There are two other possible Hezbollah tactics the Israelis are taking seriously: the dispatch of an unmanned aircraft laden with heavy explosives aimed at a heavily populated civilian area or at a sensitive military target, and the assassination of senior Israeli government officials.

During the 2006 war, Hezbollah launched three Iranian-made unmanned aircraft; two were shot down, and the third crashed. As for the targeting of Israeli leaders, the Shin Bet security service has ordered all Cabinet ministers to retain their full complement of bodyguards, even while on holiday.

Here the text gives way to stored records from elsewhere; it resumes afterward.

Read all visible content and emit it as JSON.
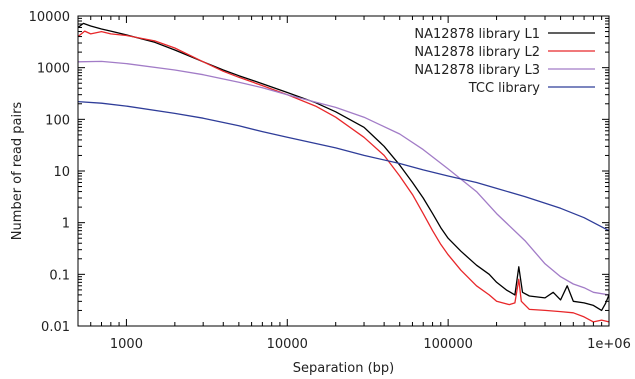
{
  "chart_data": {
    "type": "line",
    "title": "",
    "xlabel": "Separation (bp)",
    "ylabel": "Number of read pairs",
    "x_scale": "log",
    "y_scale": "log",
    "xlim": [
      500,
      1000000
    ],
    "ylim": [
      0.01,
      10000
    ],
    "grid": false,
    "legend_position": "top-right",
    "x_ticks": [
      {
        "value": 1000,
        "label": "1000"
      },
      {
        "value": 10000,
        "label": "10000"
      },
      {
        "value": 100000,
        "label": "100000"
      },
      {
        "value": 1000000,
        "label": "1e+06"
      }
    ],
    "y_ticks": [
      {
        "value": 0.01,
        "label": "0.01"
      },
      {
        "value": 0.1,
        "label": "0.1"
      },
      {
        "value": 1,
        "label": "1"
      },
      {
        "value": 10,
        "label": "10"
      },
      {
        "value": 100,
        "label": "100"
      },
      {
        "value": 1000,
        "label": "1000"
      },
      {
        "value": 10000,
        "label": "10000"
      }
    ],
    "series": [
      {
        "name": "NA12878 library L1",
        "color": "#000000",
        "points": [
          [
            500,
            6000
          ],
          [
            540,
            7200
          ],
          [
            600,
            6400
          ],
          [
            700,
            5600
          ],
          [
            800,
            5100
          ],
          [
            1000,
            4300
          ],
          [
            1500,
            3100
          ],
          [
            2000,
            2200
          ],
          [
            3000,
            1300
          ],
          [
            4000,
            900
          ],
          [
            5000,
            700
          ],
          [
            7000,
            490
          ],
          [
            10000,
            330
          ],
          [
            15000,
            210
          ],
          [
            20000,
            140
          ],
          [
            30000,
            70
          ],
          [
            40000,
            30
          ],
          [
            50000,
            13
          ],
          [
            60000,
            6
          ],
          [
            70000,
            3
          ],
          [
            80000,
            1.5
          ],
          [
            90000,
            0.8
          ],
          [
            100000,
            0.5
          ],
          [
            120000,
            0.28
          ],
          [
            150000,
            0.15
          ],
          [
            180000,
            0.1
          ],
          [
            200000,
            0.07
          ],
          [
            230000,
            0.05
          ],
          [
            260000,
            0.04
          ],
          [
            275000,
            0.14
          ],
          [
            290000,
            0.045
          ],
          [
            320000,
            0.038
          ],
          [
            400000,
            0.035
          ],
          [
            450000,
            0.045
          ],
          [
            500000,
            0.032
          ],
          [
            550000,
            0.06
          ],
          [
            600000,
            0.03
          ],
          [
            700000,
            0.028
          ],
          [
            800000,
            0.025
          ],
          [
            900000,
            0.02
          ],
          [
            950000,
            0.027
          ],
          [
            1000000,
            0.04
          ]
        ]
      },
      {
        "name": "NA12878 library L2",
        "color": "#e8272a",
        "points": [
          [
            500,
            4000
          ],
          [
            550,
            5100
          ],
          [
            600,
            4500
          ],
          [
            700,
            5000
          ],
          [
            800,
            4500
          ],
          [
            1000,
            4200
          ],
          [
            1500,
            3300
          ],
          [
            2000,
            2400
          ],
          [
            3000,
            1300
          ],
          [
            4000,
            850
          ],
          [
            5000,
            650
          ],
          [
            7000,
            450
          ],
          [
            10000,
            300
          ],
          [
            15000,
            180
          ],
          [
            20000,
            110
          ],
          [
            30000,
            45
          ],
          [
            40000,
            20
          ],
          [
            50000,
            8
          ],
          [
            60000,
            3.5
          ],
          [
            70000,
            1.5
          ],
          [
            80000,
            0.7
          ],
          [
            90000,
            0.38
          ],
          [
            100000,
            0.24
          ],
          [
            120000,
            0.12
          ],
          [
            150000,
            0.06
          ],
          [
            180000,
            0.04
          ],
          [
            200000,
            0.03
          ],
          [
            240000,
            0.026
          ],
          [
            260000,
            0.028
          ],
          [
            275000,
            0.08
          ],
          [
            285000,
            0.03
          ],
          [
            320000,
            0.021
          ],
          [
            400000,
            0.02
          ],
          [
            500000,
            0.019
          ],
          [
            600000,
            0.018
          ],
          [
            700000,
            0.015
          ],
          [
            800000,
            0.012
          ],
          [
            900000,
            0.013
          ],
          [
            1000000,
            0.012
          ]
        ]
      },
      {
        "name": "NA12878 library L3",
        "color": "#a27cc7",
        "points": [
          [
            500,
            1300
          ],
          [
            700,
            1320
          ],
          [
            1000,
            1200
          ],
          [
            2000,
            900
          ],
          [
            3000,
            730
          ],
          [
            5000,
            520
          ],
          [
            7000,
            410
          ],
          [
            10000,
            300
          ],
          [
            20000,
            170
          ],
          [
            30000,
            110
          ],
          [
            50000,
            52
          ],
          [
            70000,
            26
          ],
          [
            100000,
            11
          ],
          [
            150000,
            4
          ],
          [
            200000,
            1.5
          ],
          [
            300000,
            0.45
          ],
          [
            400000,
            0.16
          ],
          [
            500000,
            0.09
          ],
          [
            600000,
            0.065
          ],
          [
            700000,
            0.055
          ],
          [
            800000,
            0.045
          ],
          [
            1000000,
            0.04
          ]
        ]
      },
      {
        "name": "TCC library",
        "color": "#2f3d99",
        "points": [
          [
            500,
            220
          ],
          [
            700,
            205
          ],
          [
            1000,
            180
          ],
          [
            2000,
            130
          ],
          [
            3000,
            105
          ],
          [
            5000,
            75
          ],
          [
            7000,
            58
          ],
          [
            10000,
            45
          ],
          [
            20000,
            28
          ],
          [
            30000,
            20
          ],
          [
            50000,
            14
          ],
          [
            70000,
            10.5
          ],
          [
            100000,
            8
          ],
          [
            150000,
            6
          ],
          [
            200000,
            4.6
          ],
          [
            300000,
            3.2
          ],
          [
            500000,
            1.9
          ],
          [
            700000,
            1.25
          ],
          [
            1000000,
            0.7
          ]
        ]
      }
    ]
  }
}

The Israelis are also taking very seriously the possibility of Hezbollah attacks on Israeli or Jewish targets abroad. Officials from the Prime Minister’s Office, the Defense and Foreign Ministries, and Jewish Agency for Israel Chairman Zeev Bielski met last week to consider ways of protecting Israeli and Jewish institutions worldwide. The Israelis point to the existence of Hezbollah “sleeper cells” in the United States and elsewhere, ready to go into action at short notice.

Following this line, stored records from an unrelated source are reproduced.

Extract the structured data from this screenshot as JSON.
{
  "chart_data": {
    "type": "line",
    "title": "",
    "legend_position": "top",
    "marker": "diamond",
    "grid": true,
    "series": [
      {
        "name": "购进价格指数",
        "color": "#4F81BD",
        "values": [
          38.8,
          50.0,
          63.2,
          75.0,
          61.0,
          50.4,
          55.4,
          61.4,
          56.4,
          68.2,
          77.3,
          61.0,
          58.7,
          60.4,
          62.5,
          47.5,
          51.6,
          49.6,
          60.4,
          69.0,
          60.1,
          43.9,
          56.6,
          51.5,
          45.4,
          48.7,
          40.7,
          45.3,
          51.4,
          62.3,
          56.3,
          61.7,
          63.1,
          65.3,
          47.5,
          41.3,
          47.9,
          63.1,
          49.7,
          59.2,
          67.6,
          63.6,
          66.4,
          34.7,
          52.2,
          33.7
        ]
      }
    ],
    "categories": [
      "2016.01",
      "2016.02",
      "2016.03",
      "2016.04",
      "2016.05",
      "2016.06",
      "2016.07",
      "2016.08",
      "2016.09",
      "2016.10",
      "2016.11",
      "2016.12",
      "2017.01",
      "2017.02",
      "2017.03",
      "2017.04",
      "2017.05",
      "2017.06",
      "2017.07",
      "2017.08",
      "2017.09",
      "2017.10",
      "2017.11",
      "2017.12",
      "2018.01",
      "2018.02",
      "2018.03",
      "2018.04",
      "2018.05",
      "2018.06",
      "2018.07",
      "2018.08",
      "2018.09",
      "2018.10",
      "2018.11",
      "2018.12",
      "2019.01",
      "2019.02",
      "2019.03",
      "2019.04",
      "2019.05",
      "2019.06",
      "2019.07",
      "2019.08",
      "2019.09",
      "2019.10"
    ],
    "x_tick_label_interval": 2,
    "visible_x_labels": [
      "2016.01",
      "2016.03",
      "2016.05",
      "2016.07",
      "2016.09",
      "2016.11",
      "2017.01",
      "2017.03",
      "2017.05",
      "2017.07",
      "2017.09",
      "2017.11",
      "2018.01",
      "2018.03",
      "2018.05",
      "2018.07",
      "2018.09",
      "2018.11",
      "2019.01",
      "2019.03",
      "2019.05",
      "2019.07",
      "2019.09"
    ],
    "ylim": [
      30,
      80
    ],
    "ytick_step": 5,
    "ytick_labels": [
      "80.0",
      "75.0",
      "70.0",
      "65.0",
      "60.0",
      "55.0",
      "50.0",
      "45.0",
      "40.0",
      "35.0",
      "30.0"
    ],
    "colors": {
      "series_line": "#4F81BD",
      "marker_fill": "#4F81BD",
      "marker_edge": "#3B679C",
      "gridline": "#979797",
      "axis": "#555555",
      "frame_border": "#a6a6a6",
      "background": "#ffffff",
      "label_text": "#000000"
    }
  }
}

Could all this lead to war?

Hezbollah says yes. It claims to have mobilized 50,000 militiamen and says that both Iranian and Syrian officials foresee serious confrontation with Israel in the near future.

But for all their rhetorical bluster, Hezbollah and their Iranian backers have good reasons to avoid war with Israel.

For one, Nasrallah knows now, more than ever, that any major terrorist attack against Israel could cost him his life. It’s much easier to get to him in Beirut than it was to get Mughniyeh in Damascus, even though Nasrallah has been in hiding for many months to avoid being targeted by Israel. Nasrallah might also be constrained by a large segment of Lebanese public opinion, which blames him for the huge material losses to Lebanon caused by the war with Israel in 2006.

Therefore, says Zisser, “Nasrallah will need to come up with an act of vengeance that gives him a PR victory in the Arab world, but does not give Israel any excuse to launch another war.”

The Syrians, meanwhile, have made it clear that even if Hezbollah provokes a new war with Israel, they do not want to be dragged into it.

As for Iran, it will not want to get embroiled in anything that endangers its nuclear program. Israeli analysts argue that Iran’s primary strategic goal is to develop a nuclear weapon, and anything that might compromise that — a further confrontation with international public opinion or direct involvement in an escalating military process — will be avoided. The bottom line is the Iranians will be ready to back any terrorist actions that weaken Israel, as long as they are not directly involved.

Ironically, although the 2006 war and the Mughniyeh assassination have sparked a desire for revenge, they also have strengthened Israel’s deterrent posture.

The fact that Israel went to war over the kidnapping of two soldiers means Nasrallah has to gauge his next moves very carefully.

“The lesson of the war for many in the region was ‘Don’t play games with the Israelis, they are crazy,'” Zisser said.

Whether that will be enough to prevent escalation into war this time around remains to be seen.